Personally, I don't mind it too much if the generic typeclasses are
named using extremely accurate terms like Monoid, but saying that
someone should then look up the abstract math concept and try to map
this to something very concrete and simple such as a string seems like
wasted effort.
Usually when encountering something like "Monoid" (if I didn't already
know it), I'd look it up in the library docs. The problem I've had
with this tactic is twofold:
First, the docs for the typeclass usually don't give any practical
examples, so sometimes it's hard to be sure that the "append" in
"mappend" means what you think it means.
Second is that there appears to be no way to document an _instance_.
It would be really handy if there were even a single line under
"Instances > Monoid ([] a)" that explained how the type class was
implemented for the list type. As it is, if you know what a Monoid is
already, it's easy to figure out how it would be implemented. If you
don't, you're either stuck reading a bunch of pages on the generic
math term monoid and then finally realizing that it means
"appendable" (and other similar things), or grovelling through the
library source code seeing how the instance is implemented.
My 2 cents,
-Ross
On Jan 15, 2009, at 11:36 AM, Lennart Augustsson wrote:
Most people don't understand pure functional programming either.
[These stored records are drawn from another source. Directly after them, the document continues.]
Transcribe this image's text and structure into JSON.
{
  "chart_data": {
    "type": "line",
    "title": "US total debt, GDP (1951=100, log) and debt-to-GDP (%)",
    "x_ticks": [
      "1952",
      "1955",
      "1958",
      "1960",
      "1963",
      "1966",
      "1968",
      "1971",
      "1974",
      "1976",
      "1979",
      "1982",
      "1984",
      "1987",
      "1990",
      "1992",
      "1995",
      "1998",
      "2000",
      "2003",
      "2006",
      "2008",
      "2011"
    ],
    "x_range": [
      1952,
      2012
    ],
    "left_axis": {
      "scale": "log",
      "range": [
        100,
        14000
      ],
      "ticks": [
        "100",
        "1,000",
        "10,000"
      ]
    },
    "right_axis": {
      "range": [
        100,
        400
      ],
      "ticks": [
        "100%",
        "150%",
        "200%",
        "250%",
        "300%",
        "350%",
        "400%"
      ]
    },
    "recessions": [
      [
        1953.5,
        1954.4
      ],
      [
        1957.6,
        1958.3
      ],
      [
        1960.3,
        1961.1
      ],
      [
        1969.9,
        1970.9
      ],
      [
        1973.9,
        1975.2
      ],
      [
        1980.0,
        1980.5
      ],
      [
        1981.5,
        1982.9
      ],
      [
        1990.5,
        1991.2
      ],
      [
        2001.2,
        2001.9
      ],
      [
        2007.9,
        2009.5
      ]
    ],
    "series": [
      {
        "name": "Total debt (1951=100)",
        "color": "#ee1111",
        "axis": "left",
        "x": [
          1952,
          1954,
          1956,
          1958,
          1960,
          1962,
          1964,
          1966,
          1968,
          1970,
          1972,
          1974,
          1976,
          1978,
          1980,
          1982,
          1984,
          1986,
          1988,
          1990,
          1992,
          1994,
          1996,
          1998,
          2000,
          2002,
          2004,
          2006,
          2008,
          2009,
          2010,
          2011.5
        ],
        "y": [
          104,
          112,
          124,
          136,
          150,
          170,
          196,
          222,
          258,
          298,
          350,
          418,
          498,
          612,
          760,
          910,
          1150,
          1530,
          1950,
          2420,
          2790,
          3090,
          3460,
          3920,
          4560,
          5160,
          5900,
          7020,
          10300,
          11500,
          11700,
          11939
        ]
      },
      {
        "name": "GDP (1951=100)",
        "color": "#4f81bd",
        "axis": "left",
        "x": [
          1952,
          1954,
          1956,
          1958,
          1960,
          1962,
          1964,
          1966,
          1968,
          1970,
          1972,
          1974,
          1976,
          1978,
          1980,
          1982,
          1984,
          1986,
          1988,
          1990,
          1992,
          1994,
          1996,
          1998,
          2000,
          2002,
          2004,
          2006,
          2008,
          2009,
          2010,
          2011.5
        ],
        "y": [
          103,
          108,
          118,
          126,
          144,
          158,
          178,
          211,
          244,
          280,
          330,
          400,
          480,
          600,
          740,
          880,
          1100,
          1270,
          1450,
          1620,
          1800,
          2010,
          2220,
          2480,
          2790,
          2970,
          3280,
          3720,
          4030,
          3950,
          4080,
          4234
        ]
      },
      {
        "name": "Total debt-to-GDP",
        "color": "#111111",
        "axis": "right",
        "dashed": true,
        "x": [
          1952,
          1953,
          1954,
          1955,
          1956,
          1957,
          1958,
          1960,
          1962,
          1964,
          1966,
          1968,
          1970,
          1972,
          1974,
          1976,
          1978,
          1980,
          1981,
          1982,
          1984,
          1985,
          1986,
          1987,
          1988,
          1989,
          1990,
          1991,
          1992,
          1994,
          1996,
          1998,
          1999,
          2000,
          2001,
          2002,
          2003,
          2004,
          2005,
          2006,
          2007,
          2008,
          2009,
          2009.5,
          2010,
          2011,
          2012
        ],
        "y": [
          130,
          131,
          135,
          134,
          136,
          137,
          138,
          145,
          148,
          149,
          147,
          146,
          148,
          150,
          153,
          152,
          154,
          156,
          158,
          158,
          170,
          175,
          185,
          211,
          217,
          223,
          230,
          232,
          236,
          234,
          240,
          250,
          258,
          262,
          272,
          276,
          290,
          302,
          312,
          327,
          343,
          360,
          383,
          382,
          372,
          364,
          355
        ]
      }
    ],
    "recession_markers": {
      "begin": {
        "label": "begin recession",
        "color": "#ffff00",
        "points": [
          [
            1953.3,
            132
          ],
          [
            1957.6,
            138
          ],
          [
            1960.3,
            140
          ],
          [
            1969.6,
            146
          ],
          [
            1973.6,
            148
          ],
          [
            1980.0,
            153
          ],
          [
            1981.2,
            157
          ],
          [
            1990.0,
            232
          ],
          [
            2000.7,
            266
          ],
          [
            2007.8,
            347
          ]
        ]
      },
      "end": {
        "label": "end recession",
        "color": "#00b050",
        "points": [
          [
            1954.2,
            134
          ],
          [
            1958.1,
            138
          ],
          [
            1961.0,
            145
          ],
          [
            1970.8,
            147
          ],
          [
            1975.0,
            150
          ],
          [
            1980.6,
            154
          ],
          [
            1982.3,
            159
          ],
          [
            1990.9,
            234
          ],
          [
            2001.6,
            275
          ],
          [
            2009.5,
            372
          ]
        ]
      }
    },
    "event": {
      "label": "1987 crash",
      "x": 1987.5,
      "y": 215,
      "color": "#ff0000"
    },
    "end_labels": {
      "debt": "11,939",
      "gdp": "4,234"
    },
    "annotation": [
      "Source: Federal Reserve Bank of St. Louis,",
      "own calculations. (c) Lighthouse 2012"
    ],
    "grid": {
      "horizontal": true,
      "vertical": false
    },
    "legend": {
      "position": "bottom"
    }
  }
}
Does
that mean we should introduce unrestricted side effects in Haskell?
-- Lennart
On Thu, Jan 15, 2009 at 4:22 PM, Thomas DuBuisson
<thomas.dubuis...@gmail.com> wrote:
On Thu, Jan 15, 2009 at 4:12 PM, Sittampalam, Ganesh
<ganesh.sittampa...@credit-suisse.com> wrote:
Lennart Augustsson wrote:
I have replied on his blog, but I'll repeat the gist of it here.
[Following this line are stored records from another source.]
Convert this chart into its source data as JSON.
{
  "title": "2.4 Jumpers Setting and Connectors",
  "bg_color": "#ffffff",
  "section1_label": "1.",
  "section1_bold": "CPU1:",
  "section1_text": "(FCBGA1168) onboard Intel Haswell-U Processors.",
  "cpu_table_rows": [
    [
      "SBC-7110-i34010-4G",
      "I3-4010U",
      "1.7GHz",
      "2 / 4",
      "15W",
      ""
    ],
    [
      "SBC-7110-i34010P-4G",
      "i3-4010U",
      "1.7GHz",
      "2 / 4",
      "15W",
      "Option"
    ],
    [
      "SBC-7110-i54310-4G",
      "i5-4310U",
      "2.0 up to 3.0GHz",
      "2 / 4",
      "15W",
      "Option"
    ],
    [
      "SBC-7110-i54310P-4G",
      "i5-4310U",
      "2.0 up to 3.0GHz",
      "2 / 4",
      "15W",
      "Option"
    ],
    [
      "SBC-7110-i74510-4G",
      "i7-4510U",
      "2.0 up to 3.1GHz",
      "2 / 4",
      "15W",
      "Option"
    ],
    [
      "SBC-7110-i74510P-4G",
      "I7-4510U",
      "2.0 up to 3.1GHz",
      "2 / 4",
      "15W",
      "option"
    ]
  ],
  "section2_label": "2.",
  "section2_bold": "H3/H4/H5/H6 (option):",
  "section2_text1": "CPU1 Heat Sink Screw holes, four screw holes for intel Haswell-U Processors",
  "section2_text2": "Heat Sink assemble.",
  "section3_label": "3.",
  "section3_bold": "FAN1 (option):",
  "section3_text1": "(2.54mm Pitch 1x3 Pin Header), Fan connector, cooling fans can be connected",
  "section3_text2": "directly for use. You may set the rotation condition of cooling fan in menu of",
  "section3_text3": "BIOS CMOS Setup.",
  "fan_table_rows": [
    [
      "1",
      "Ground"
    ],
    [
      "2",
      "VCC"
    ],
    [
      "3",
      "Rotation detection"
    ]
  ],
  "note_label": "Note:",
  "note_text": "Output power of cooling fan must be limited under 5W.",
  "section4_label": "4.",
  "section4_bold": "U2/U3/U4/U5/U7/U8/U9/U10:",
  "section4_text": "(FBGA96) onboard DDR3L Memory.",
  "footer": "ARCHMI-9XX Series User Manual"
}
Why is there a fear of using existing terminology that is exact?
Why do people want to invent new words when there are already
existing ones with the exact meaning that you want? If I see
Monoid I
know what it is, if I didn't know I could just look on Wikipedia.
If I see Appendable I can guess what it might be, but exactly what
does it mean?
I would suggest that having to look things up slows people down
and might distract them from learning other, perhaps more useful,
things about the language.
Exactly. For example, the entry for monoid on Wikipedia starts:
"In abstract algebra, a branch of mathematics, a monoid is an
algebraic structure with a single, associative binary operation and
an
identity element."
I've had some set theory, but most programmers I know have not.